I’ve noticed this before. But never more vibrantly than I do now. My heart is so heavy by so much of the world’s suffering during this pandemic. But never about you. You are okay. You are happy. You are my sunshine and my rainbows and my hearts. And this might be the cheesiest thing a mother could ever say but I don’t care. I mean every word.
While I would love to think you will always be this way, I know how the world works. I know one day you will grow up and you too will find it harder to hide from the shadows. That is ok. As you can see, behind the shadows there is still love.
I write this letter to you in hopes that when you are in those shadows, you will remember a time when you saw through it. I so desperately want to capture every memory, and let it sit available to me always, just like the sunshine. This is not possible. But what I can do is write. And so in the in between parts of our day, when a moment catches my heart, I have been jotting it down in my notes. I will list it here, so it will be preserved for always, while also knowing the list will keep growing. That’s okay too.
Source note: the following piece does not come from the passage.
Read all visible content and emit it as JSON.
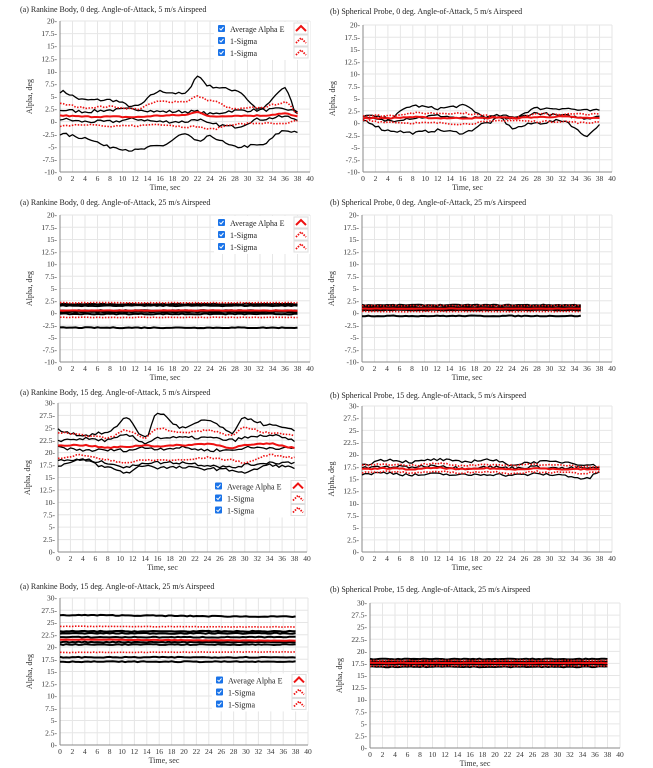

I will just have to keep writing.
What I want to remember:
falling down and shouting “I okay” before we even have to check on you.
rolling around together like little puppies and someone always gets hurt.
climbing up to sit next to Caroline while she does school and she never pushes you away.
wondering into Dad’s office unannounced and joining his zoom calls.
building endless pillow forts in the family room to hold your secret meetings.
sitting together at breakfast talking about our day.
going through printer paper faster than we go through toilet paper for coloring sheet after coloring sheet.
draining markers and construction paper from all the art, then scattering it all over the house.
calling me Ms Mommy when we start school in the morning.
playing rain explorers in the backyard.
all three of you gathering under the umbrella as the rain clouds open up.
making your own movies.
smiling wide when you first spot the faces of your cousins and friends through video chats.
huddled together around a bowl to watch the science experiment and collectively saying “woah” at the wonder of it.
writing letters to family and friends and discovering you know your letters better than I ever knew.
shouting to me as I go out the door for grocery shopping “make sure you wear your mask!”
memorizing ever song from both Frozen soundtracks and listening to it on loop.
long family bike rides.
washing each other’s feet on Maundy Thursday services.
passing communion to one another.
baking bread with dad.
working together to build a the island from Make Way for ducklings.
creating worlds for your animals.
dreaming up where we can "go" on an adventure and then making it happen through your play.
bringing me notes just to say you love me.